Des situations de communication:

Morning and Afternoon Sessions: The teacher-trainee used the principles of communicative language teaching/learning and of collaborative learning; the presenter has led a workshop-style session in which the participants were involved in exploiting the 5 macro-skills as well as integrating grammar through various activities culminating with the much presented dictation in French language.

La phonėtique:

Morning and Afternoon Sessions: The teacher-trainee participated actively on how to teach listening skills effectively using both phonology and knowledge of discourse in French language. A working knowledge of the phonology of natural connected speech, elisions and liaisons, weak forms and reductions helps students with their 'bottom-up' decoding skills. Developing student knowledge of discourse, particularly of scripts (those discourses in French that tend to follow a set pattern) helps them with their 'top-down' predictive skills.
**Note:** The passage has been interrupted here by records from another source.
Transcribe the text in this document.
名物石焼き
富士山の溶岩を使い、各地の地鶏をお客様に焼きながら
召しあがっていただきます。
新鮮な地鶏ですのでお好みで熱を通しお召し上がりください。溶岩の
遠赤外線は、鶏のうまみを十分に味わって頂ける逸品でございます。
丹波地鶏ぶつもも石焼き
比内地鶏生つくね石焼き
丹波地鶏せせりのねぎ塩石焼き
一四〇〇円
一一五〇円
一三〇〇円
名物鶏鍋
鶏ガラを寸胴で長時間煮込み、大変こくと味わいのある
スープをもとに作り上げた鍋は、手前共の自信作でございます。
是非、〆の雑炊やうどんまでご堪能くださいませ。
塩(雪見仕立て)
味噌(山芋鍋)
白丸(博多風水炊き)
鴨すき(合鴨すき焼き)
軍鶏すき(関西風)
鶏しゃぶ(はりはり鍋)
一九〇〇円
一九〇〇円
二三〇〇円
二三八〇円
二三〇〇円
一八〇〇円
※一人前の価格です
Teaching phonetics in French language, according to the French teachers, is the same as teaching phonetics in English language. There is what we call universal “international phonetic alphabet.”

Les contenus socioculturels:

Morning and Afternoon Sessions: The teacher-trainee listened well with the discussions of French teachers about their cultures, and the ways of living with the people in France. They interacted with one another as far as the cultures both in the Philippines and France are concerned.
The presenter talked also about his study on translation studies, its applications to the French language and the “bonjour, salut, cava, merci” things as the challenge for every translator/interpreter.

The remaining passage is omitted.